Dr. Voeller also founded the Mariposa Education and Research Foundation, one of the very first such entities established to educate and change attitudes about homosexuality and to reduce the stigmas attached to sexuality generally. The Foundation commissioned the George Segal sculpture “Gay Liberation” that was placed in Christopher Park at Seventh Avenue South and Christopher Street to commemorate the Stonewall riots.
Dr.

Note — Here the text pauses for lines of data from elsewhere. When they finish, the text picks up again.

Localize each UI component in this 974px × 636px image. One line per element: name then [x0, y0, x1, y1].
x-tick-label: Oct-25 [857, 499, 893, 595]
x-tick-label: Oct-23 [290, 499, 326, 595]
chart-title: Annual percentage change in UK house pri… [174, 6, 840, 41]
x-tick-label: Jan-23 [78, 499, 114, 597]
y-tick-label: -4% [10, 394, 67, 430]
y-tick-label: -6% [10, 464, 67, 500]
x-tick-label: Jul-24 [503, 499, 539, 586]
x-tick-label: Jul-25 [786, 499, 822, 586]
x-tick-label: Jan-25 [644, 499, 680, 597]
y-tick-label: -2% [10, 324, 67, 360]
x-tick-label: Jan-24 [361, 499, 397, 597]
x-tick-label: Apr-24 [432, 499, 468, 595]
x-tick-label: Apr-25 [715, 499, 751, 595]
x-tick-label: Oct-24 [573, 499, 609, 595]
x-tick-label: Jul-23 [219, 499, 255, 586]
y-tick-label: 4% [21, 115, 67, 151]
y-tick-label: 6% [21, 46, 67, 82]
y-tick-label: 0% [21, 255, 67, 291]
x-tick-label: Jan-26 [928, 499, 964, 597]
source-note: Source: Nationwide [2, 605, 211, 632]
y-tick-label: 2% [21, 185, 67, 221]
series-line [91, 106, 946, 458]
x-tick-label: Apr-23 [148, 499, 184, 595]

Voeller and the Mariposa Foundation also conducted the first study in the early 1980s establishing the effectiveness of condoms in preventing the spread of AIDS; this study was published in Consumer Reports and had a profound impact upon the response to the epidemic. Dr. Voeller was also the subject of a landmark United States Supreme Court case regarding parental rights for lesbians and gay men. Dr. Voeller successfully sued for visitation rights for his children (he had had three children with his wife Kitja Scott Voeller, whom he divorced in 1971), which was considered a landmark case in establishing the legal rights of lesbians and gay men in relation to their children.
Dr. Voeller died in 1994 of an AIDS related illness. However, he and his legacy are very much recognized and honored. In 2019 he was inducted on the National LGBTQ Wall of Honor as one of the inaugural 50 American “pioneers, trailblazers, and heroes” within the Stonewall National Monuments.